Помимо всего прочего, этот «третий род», хора, не принадлежит к группе трех. «Третий род» в этом контексте есть лишь философский способ именования того X, который не включен в состав группы, семьи, триады или троицы. И даже когда Платон сравнивает хору с «матерью», «кормилицей», она остается девственной, не соединяемой с «отцом», с которым Платон «сравнивает» свои парадигмы; хора не порождает чувственные формы, описанные в ней и «сравниваемые» Платоном с ребенком [Timaeus, 50 d].
Для того чтобы задаться вопросом о том, что происходит между этим типом опыта (или опытом типов) и христианским апофазисом, не требуется принимать во внимание и, уж тем более, концентрироваться исключительно на истории, событиях, или влияниях.

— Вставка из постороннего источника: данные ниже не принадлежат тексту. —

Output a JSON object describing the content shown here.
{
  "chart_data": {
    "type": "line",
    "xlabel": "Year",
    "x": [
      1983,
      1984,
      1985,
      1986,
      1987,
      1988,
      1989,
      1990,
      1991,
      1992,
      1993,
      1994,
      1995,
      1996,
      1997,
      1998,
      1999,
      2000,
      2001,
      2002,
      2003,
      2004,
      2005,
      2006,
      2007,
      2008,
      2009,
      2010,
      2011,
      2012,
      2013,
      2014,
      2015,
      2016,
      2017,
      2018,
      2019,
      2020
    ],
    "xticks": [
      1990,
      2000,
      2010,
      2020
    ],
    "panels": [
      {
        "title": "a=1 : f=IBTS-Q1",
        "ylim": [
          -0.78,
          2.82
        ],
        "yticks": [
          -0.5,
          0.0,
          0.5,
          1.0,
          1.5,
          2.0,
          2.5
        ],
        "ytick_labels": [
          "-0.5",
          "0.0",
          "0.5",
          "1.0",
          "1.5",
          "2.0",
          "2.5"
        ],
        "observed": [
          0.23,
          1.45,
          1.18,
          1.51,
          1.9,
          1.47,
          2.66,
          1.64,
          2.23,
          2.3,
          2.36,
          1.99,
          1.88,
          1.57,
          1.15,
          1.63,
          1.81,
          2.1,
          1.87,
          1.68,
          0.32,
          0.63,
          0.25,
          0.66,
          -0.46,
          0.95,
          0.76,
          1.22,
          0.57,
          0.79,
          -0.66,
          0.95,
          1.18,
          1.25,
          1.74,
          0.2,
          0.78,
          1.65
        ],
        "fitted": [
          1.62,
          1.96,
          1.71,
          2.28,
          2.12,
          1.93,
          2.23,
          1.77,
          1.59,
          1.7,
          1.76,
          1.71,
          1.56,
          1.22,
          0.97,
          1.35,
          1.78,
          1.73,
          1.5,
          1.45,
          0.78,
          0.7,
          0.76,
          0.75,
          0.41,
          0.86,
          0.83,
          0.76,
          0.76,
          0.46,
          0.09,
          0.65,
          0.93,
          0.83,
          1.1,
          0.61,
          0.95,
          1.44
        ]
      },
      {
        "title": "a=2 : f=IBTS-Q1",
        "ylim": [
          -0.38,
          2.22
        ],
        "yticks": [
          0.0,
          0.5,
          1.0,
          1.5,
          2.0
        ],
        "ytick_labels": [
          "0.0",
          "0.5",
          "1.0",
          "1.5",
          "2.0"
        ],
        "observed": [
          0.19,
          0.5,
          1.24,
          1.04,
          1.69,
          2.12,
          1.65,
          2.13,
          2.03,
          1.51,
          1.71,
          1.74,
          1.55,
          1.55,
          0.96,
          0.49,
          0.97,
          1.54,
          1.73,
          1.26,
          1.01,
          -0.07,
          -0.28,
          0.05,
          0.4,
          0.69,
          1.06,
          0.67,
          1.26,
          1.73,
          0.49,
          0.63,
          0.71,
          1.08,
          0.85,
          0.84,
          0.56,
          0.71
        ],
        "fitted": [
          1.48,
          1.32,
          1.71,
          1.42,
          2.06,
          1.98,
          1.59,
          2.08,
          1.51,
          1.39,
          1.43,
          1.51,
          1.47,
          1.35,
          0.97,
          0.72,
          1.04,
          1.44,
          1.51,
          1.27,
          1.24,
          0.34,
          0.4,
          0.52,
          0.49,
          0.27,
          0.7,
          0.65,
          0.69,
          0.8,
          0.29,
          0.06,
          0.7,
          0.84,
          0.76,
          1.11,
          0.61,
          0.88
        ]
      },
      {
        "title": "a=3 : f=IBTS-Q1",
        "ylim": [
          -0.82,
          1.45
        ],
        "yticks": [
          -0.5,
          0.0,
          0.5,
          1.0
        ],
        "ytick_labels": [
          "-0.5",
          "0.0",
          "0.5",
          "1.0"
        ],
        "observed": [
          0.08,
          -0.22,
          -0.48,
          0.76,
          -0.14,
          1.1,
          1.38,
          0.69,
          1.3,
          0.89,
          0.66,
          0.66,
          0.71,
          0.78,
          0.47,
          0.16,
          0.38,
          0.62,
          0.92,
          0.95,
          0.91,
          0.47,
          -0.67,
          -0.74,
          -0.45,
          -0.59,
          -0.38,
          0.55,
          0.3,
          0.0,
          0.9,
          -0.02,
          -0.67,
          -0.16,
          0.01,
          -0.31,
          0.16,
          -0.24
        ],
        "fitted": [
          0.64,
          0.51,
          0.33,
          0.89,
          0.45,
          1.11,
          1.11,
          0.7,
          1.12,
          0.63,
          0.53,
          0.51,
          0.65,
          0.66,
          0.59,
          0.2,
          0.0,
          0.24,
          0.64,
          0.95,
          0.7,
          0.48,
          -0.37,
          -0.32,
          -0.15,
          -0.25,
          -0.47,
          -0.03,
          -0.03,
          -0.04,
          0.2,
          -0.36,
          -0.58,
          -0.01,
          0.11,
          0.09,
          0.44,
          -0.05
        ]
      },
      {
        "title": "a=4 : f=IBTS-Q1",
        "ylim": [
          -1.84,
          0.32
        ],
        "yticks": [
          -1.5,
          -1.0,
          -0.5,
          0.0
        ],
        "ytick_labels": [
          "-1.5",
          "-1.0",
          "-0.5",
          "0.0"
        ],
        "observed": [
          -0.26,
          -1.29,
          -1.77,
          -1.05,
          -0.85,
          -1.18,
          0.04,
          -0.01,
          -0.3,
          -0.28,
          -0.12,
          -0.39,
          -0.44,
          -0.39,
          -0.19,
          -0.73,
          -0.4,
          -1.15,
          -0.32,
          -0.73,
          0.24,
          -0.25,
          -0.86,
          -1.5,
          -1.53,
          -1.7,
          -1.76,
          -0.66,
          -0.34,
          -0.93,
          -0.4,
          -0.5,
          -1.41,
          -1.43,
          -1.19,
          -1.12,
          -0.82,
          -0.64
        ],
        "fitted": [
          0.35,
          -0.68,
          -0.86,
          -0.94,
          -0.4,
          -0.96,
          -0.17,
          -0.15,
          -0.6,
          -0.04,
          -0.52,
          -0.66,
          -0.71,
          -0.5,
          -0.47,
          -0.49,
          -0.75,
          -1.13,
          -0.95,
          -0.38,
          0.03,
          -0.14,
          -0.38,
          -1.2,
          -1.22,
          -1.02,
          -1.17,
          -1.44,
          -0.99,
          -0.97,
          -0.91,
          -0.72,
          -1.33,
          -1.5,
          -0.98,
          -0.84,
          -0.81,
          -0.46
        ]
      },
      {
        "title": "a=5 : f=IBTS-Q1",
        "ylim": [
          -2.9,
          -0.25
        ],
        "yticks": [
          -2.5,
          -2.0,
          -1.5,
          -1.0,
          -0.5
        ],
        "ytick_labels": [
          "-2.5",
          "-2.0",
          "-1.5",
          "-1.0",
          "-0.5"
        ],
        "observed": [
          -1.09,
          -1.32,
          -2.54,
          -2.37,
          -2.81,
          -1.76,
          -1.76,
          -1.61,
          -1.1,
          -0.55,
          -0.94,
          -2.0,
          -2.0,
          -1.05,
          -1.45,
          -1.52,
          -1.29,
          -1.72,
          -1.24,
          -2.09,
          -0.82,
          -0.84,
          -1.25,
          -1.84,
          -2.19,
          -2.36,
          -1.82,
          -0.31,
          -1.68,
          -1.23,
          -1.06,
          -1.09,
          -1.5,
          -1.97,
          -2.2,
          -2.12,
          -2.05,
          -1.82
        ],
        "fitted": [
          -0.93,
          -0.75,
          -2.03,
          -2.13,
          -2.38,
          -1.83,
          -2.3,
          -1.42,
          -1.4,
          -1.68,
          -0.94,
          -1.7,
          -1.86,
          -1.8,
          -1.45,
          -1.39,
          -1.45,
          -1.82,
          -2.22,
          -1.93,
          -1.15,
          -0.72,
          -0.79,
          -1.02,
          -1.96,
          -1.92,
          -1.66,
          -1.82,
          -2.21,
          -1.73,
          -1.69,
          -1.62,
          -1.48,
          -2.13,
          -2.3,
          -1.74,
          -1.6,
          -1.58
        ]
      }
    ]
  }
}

Вопрос, который возникает здесь, касается историчности или событийности [événementialité] — того, что радикально чуждо хоре. Даже если попытаться описать то, «что происходит», в структурно–функциональной терминологии, следует признать, что «происходящее» здесь есть событие события, рефлексия по поводу того сущностного, что «имело–место–здесь», откровения, приказа и обещания, антропо–теологизации, которые — в противовес строгой определенности негативной гиперболы — опять, как представляется, доминируют, будучи даже ближе к
agathon, нежели к хоре. К примеру, в работах Дионисия тринитарная схема выглядит абсолютно необходимой для обеспечения перехода или пересечения между дискурсами о божественных именах, между символической и мистической теологией. Утверждающие теологемы прославляют Бога как интеллигибельный свет, более того, как Добро, «располагающееся за пределами всякого света» (он есть «принцип всего света и потому столь недостаточно именовать его светом»; ND, 701 ab, p. 99–100). Даже если этот Бог толкуется как лишенный формы (подобно хоре), здесь он получает форму: «Но если Бог трансцендирует все бытие, как в случае с результатом, следует сказать, что то, что дает форму, — бесформенно, и что Он тот, кто остается в себе самом, вне сущности — есть верховная сущность, реальность вне высшей жизни» (Noms Divins, 697 а, р. 96). Этот Бог вдохновляет любовность. Дионисий, однако, предостерегает нас: следует избегать слова eros, если значение его, равно как и интенция, предварительно не прояснены. Всегда следует начинать не со слов, а с интенционального значения (708 bc, p. 104–105): «Не нужно полагать, что самим возвышением этого слова любовного желания [eros] мы противостоим Священному Писанию… Некоторым нашим святым авторам даже кажется, что любовное желание[eros] есть понятие, достойное Бога более, нежели термин «милосердная любовь [agape]». Как писал Святой Игнатий, «они распяли предмет моей страстной любви» (709 ab, р. 106). Святые теологи приписывают эросу и агапэ равное могущество единения — ход, не понятый многими, потому что желание атрибутируется телу, делению, оформлению (там же). Желание, как оно представлено в Боге, — одновременно экстатично, ревниво н снисходительно (712 а и след.). Эта эротика продвигает вперед, но одновременно и возвращает к Добру, побуждая вращаться вокруг того, что «расположено далеко за пределами как бытия самого по себе, так и небытия» (716 b, р. 111). Что же касается Зла, то «оно не принадлежит ни Бытию, ни небытию. Его местопребывание удалено скорее от Добра, чем от небытия; оно не бытийствует в большей степени, чем небытийствует» (там же). Что же представляет собой это большее из меньшего по отношению к тому, что не располагает сущностью? Зло ведь не сущностно в еще большей степени, чем Добро. Интересно было бы проследить все последствия этой аксиоматики. Это, однако, выходит за пределы моего анализа.